D’Eprémesnil n’avait pas revu son ami depuis la réception que celui-ci avait donnée à son domicile rue d’Espagne, réception au cours de laquelle il avait pu mesurer le succès du premier tome de ses mémoires. Michel d’Ingrandes était un compagnon de la première heure, une des rares personnes en qui il avait totalement confiance. Il alla vers lui la main tendue en disant avec un plaisir sincère :

— Ravi de vous revoir cher ami !

— Bonsoir René, répondit Michel en se levant. Pardonnez cette intrusion tardive mais je n’ai pas pu attendre demain pour vous rencontrer. Il fallait que je partage avec vous ce que je viens d’apprendre et dont vous n’avez pas pu être informé. J’étais trop impatient et vous allez comprendre pourquoi. Figurez-vous que deux académiciens sont morts brutalement cet après-midi, Jean Lecerf et Paul de Couture. C’est bien regrettable même s’ils étaient très âgés. Mais cela fait maintenant deux fauteuils à pourvoir. Le premier ira, bien sûr, à Florian Loriot qui a écrit la biographie du grand-oncle de l’empereur mais l’autre serait tout à fait à votre portée ! Et c’est cela qui m’amène : il est urgent que vous fassiez campagne dès maintenant car les appétits et les ambitions vont se déchaîner dans les jours à venir. Tout votre parcours et le triomphe récent de votre premier volume de mémoires vous place d’office sur la liste des candidats possibles. Ce serait la certitude d’une gloire durable et une porte ouverte au succès de vos autres volumes .

Abasourdi, le comte prit un siège et il lui fallut quelques instants pour comprendre qu’il avait changé d’univers et que Paris le reprenait. Puis, à la grande satisfaction de son ami, il ne cacha pas sa joie : l’Académie Française ! Il avait toujours été persuadé que ce sommet lui serait inaccessible. Cette consécration aurait dû couronner toute une oeuvre et toute une vie de mérite ! Seulement il savait bien qu’il n’en allait pas ainsi car c’était le lieu de manœuvres indignes. Il avait assisté à plusieurs séances pendant lesquelles il avait ragé de voir que l’on comblait d’honneurs des hommes sans talent, imbus d'eux-mêmes et qui étaient arrivés à cette place grâce à des intrigues honteuses. Pourtant le prestige de l’institution était intact. Le public, qui aimait les fastes sans regarder au-delà, l’admirait sans réserves et en concevait une image flatteuse tout en s’en moquant sans cesse. L’orgueil qui avait interdit au comte de s’abaisser à quémander le soutien de personnes qu’il méprisait, réclamait également une reconnaissance suprême qu’on ne pourrait plus lui contester : il ne parvenait pas à se mettre en accord avec lui-même.

Il avait choisi de se retirer dans un isolement hautain qui l’avait satisfait un temps mais qui s’était finalement révélé amer.
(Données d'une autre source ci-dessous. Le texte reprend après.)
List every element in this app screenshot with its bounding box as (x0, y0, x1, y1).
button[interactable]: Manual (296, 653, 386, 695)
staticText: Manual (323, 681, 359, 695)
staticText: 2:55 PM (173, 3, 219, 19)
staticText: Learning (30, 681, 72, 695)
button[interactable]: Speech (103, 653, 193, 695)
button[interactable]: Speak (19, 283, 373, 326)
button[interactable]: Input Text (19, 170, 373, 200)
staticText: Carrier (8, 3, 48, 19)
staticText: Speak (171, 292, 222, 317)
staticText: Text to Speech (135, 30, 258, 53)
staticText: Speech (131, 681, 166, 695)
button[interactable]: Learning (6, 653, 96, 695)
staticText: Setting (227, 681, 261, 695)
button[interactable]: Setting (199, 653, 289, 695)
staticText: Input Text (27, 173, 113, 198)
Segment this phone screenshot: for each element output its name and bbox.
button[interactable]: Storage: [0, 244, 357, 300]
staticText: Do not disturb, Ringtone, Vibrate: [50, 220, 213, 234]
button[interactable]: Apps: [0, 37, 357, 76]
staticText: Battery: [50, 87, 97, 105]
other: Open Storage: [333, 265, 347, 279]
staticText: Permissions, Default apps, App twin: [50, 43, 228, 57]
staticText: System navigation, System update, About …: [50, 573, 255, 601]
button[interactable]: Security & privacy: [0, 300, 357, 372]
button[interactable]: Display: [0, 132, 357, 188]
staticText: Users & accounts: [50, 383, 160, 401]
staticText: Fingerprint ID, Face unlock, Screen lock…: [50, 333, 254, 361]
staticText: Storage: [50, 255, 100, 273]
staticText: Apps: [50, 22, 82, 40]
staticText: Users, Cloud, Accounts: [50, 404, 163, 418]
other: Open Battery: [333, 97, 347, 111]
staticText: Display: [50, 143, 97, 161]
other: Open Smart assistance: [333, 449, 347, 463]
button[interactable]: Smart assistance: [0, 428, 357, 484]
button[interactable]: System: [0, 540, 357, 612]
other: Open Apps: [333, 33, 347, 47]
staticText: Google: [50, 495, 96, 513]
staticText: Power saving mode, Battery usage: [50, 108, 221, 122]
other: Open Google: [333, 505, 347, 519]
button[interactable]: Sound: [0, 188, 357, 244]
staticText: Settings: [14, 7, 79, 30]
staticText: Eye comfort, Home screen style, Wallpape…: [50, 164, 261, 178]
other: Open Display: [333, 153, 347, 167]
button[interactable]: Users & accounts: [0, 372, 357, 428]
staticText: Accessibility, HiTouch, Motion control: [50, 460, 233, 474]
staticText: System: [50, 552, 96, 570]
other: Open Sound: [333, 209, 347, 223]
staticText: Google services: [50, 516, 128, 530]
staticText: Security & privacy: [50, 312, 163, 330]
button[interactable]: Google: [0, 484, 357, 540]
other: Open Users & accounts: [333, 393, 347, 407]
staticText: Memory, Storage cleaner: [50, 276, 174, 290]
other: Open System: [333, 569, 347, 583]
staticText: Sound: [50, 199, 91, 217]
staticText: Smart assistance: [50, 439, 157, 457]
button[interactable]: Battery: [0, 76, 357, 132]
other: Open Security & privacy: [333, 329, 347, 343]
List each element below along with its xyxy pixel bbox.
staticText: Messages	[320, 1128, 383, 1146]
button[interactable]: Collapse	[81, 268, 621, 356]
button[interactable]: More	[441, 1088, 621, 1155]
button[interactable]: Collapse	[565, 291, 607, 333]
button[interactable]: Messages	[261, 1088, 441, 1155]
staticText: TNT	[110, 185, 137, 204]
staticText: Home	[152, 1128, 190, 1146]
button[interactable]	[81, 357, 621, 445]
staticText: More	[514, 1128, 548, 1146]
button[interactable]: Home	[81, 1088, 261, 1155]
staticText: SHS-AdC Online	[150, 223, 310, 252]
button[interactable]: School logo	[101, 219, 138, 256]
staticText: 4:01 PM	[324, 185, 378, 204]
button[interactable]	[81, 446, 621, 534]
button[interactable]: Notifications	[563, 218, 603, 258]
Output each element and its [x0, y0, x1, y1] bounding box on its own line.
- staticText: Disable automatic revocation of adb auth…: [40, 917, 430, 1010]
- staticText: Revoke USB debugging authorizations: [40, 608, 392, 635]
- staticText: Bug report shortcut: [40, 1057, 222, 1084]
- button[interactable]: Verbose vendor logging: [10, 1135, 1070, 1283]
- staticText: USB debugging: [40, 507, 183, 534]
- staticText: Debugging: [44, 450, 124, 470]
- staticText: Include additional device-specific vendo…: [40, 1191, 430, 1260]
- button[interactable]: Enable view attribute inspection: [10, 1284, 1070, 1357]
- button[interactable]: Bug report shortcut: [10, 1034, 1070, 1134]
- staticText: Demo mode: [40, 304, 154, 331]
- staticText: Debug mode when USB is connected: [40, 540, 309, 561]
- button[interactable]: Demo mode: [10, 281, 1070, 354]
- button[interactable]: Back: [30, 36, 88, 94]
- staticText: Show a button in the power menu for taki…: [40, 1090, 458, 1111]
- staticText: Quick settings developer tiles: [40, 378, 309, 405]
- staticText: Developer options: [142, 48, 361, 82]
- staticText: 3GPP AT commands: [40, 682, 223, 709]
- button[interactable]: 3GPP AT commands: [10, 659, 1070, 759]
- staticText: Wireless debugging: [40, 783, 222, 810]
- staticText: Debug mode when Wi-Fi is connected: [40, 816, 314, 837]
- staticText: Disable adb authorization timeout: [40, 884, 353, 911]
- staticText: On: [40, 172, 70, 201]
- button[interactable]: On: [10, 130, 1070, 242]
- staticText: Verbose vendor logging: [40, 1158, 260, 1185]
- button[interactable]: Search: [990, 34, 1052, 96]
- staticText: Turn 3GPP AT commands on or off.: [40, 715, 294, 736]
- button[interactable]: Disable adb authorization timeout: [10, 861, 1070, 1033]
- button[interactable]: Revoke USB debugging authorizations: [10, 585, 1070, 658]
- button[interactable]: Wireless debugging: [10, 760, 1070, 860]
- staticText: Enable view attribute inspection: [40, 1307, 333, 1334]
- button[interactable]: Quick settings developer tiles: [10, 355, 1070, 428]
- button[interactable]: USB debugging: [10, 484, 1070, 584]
Personne n’avait admiré cette fière posture, pire même, personne ne s’en était aperçu ! On l’avait rapidement oublié dans le flux incessant des événement parisiens. Les plus jeunes ignoraient jusqu’à son nom et il s’enfonçait dans une obscurité injuste qui le désespérait. Mais la rencontre de Lisette avait changé tout cela. Il était même descendu de sa tour d’ivoire pour renouer avec les salons de la ville et voilà que Michel d’Ingrandes lui offrait l’occasion d’aller plus loin encore et de montrer qu’il était toujours vivant et qu’il fallait compter avec lui ! L’heure, le caractère insolite de la situation, les espoirs qu’il avait caressés pendant les heures précédentes balayèrent totalement ses hésitations habituelles. Ses réticences lui parurent autant de ruminations de vieillard, étroites et vaines et il remercia chaleureusement son ami. La perspective extraordinaire qu’il venait de lui ouvrir effaçait toutes les préoccupations du moment et même s’il savait la part que Lisette avait pris dans sa réussite, tout ce qui la concernait passa aussitôt au second plan. La confiance que son ami plaçait en lui l’avait totalement convaincu : il allait se jeter à corps perdu dans la bataille.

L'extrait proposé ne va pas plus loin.